O vídeo que me chamou a atenção tratava de um experimento curioso: testar a eficácia de esconder um corpo dentro de uma estrutura de concreto, supostamente para evitar sua descoberta e inibir odores. Embora o tema seja bastante inusitado, ele despertou minha curiosidade, levando-me a buscar estudos científicos e casos reais sobre o assunto. Encontrei artigos interessantes que exploram tanto experimentos quanto casos investigados em que suspeitos tentaram utilizar concreto para ocultar crimes.
Neste texto, apresentarei alguns casos documentados e, em seguida, explorarei o processo de decomposição de corpos dentro do concreto.
Alerta: o conteúdo é sensível e pode ser perturbador para algumas pessoas.
Casos reais de corpos ocultados em concreto
Embora esconder um corpo em concreto pareça uma estratégia eficaz para ocultação, essa prática apresenta diversas problemáticas. Inicialmente, o concreto pode dificultar a localização do cadáver; no entanto, ele também preserva o corpo e as evidências, o que pode ser desvantajoso para os criminosos. A seguir, descrevo alguns casos ilustrativos.
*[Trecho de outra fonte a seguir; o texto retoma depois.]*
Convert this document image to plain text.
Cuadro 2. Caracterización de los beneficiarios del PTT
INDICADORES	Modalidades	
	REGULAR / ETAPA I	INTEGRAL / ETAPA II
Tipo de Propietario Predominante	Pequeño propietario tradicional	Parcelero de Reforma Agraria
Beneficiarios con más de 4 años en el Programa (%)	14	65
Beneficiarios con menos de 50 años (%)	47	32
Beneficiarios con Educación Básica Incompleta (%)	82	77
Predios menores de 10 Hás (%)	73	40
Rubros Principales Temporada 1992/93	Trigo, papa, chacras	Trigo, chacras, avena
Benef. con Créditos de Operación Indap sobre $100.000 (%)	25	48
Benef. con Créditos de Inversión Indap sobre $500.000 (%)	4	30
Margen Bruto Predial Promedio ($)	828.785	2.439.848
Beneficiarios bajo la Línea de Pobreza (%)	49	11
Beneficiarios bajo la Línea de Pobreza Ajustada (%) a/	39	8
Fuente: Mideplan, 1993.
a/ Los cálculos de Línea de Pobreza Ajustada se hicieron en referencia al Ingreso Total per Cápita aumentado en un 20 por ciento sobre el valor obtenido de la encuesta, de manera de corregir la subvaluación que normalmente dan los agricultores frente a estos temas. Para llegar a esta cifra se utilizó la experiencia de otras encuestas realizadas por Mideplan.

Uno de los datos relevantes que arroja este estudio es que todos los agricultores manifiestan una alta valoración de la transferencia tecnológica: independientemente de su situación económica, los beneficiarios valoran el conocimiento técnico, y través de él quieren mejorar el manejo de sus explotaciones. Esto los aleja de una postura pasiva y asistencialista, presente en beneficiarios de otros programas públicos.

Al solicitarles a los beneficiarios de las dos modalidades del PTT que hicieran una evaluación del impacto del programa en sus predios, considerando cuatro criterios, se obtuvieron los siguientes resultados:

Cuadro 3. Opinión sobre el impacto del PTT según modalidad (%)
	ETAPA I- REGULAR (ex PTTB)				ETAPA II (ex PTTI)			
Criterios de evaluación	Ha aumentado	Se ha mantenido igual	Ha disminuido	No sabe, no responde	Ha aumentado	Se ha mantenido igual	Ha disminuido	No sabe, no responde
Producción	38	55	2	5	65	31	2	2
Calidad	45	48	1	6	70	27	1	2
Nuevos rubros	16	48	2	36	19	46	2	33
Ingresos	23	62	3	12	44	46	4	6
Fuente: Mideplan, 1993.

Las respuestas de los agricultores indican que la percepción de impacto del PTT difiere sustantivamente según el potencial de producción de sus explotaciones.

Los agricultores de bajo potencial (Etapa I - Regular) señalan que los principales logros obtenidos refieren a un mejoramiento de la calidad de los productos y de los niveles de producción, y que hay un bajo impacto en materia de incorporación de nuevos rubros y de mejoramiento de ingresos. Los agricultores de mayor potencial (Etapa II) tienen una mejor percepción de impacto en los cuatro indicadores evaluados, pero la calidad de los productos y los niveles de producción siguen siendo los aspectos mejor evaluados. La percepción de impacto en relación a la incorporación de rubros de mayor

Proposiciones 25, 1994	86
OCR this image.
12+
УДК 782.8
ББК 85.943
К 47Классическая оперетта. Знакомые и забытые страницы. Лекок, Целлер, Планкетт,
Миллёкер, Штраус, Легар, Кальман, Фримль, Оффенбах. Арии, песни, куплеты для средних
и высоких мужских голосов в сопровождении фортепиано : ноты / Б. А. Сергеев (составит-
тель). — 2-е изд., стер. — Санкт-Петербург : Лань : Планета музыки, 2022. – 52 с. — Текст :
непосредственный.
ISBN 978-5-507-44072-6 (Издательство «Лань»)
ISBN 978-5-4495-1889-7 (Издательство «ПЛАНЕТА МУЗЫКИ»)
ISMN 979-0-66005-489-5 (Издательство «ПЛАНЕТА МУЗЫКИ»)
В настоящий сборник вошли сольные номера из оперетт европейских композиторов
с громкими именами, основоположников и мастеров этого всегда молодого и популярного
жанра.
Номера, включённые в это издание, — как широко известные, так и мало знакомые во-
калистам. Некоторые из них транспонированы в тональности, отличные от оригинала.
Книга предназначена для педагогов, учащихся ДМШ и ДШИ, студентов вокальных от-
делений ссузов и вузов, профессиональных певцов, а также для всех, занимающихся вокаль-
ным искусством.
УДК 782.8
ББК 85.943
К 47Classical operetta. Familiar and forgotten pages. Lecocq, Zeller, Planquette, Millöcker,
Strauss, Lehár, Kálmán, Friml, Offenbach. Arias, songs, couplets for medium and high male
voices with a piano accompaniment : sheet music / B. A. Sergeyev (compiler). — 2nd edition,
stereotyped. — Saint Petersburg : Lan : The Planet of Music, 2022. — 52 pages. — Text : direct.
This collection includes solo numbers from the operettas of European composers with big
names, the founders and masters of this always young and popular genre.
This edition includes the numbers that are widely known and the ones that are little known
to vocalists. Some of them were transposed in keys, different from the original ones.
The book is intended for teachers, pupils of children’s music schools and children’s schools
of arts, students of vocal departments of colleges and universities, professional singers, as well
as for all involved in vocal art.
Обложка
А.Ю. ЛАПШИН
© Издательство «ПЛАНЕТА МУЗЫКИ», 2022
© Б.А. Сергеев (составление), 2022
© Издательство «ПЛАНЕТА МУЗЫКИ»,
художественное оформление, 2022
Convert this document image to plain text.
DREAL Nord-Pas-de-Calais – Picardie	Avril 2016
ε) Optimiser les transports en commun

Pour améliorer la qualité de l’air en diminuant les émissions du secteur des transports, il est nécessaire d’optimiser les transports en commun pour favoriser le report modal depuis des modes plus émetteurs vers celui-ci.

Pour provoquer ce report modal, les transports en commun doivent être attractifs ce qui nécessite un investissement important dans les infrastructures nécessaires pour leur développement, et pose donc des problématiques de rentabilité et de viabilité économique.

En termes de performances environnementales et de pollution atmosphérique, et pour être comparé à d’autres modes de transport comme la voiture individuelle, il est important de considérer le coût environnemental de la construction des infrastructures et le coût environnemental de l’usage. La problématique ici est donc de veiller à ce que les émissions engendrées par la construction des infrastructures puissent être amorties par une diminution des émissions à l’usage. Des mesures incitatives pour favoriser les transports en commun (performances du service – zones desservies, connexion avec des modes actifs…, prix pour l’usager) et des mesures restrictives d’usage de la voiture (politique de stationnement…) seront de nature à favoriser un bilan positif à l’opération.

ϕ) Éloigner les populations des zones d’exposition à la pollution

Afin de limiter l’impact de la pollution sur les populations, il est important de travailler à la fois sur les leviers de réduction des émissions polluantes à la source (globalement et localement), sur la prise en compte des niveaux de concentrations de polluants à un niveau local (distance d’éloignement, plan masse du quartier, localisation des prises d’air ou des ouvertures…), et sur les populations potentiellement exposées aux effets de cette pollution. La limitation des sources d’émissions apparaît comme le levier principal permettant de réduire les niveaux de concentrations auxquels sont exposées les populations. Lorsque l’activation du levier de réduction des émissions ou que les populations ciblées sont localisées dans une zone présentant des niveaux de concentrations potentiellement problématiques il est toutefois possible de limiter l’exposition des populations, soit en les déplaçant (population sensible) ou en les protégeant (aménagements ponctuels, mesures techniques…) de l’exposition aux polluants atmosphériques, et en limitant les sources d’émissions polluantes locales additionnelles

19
Caso 1: O esqueleto sob a calçada em Los Angeles

Em Los Angeles, trabalhadores encontraram um esqueleto de uma pessoa dentro da calçada. Os peritos tiveram todo o cuidado para fazer a análise desse resto mortal para obter o máximo de informações possíveis, inclusive tentar preservar a própria “cova de cimento”. Para isso usaram práticas de escavação arqueológicas encontrando assim uma cova que estava a pelo menos 50 centímetros da superfície. Abaixo da calçada tinha uma camada de terra e em seguida o concreto com o corpo em decúbito dorsal com os braços cruzados.
Pela posição que as roupas foram preservadas, foi possível descrever como foi o despejo de cimento sobre o corpo, que foi realizado no seu tórax. Um detector de metal foi utilizado para fazer uma análise minuciosa sobre de potenciais evidências, assim como a análise manual, que encontraram uma carteira de cigarro. Esta carteira de cigarro estava desgastada, mas ainda sim foi possível fazer a sua reconstrução e identificando informações como a marca, cor e outras conteúdos informativos do cigarro, podendo identificar o cigarro era um Liggett & Myers Menthol Long, distribuído como um teste de marketing em Março de 1974 até março de 1975. Essa informação já foi possível ver a lacuna de período de quando o corpo foi ocultado.
O concreto também foi analisado detalhadamente e visto que possuía uma fina camada de textura. Então preencheram esse concreto com silicone para reconstruir a mão e o rosto da vítima. O rosto reconstruído foi conduzido a um artista forense para criar o retrato falado que seria levado para mídia e a mão foi utilizada para obter as impressões digitais. Ambas tiveram sucesso na identificação da vitima.
 Modelo de silicone da mão direita da vítima, produzido para obtenção de impressões digitais.
Modelo de silicone da mão direita da vítima, produzido para obtenção de impressões digitais.
Na autopsia do corpo, em seu crânio foram encontrados mais de 30 marcadas de instrumento perfurocortante, o que induz a entender que uma faca foi utilizada, confirmada pela sua ponta que foi encontrada através de uma radiografia. Essas evidências confirmam que a causa da morte foi um homicídio.
O suspeito identificado foi o dono da casa no período de 1974, o seu vizinho confirma que o mesmo foi quem havia feito a calçada e que a vítima morava com o acusado nesse mesmo ano.
Crânio da vítima com marcas visíveis, indicadas pela seta, causadas por um objeto perfurocortante.
Crânio da vítima com marcas visíveis, indicadas pela seta, causadas por um objeto perfurocortante.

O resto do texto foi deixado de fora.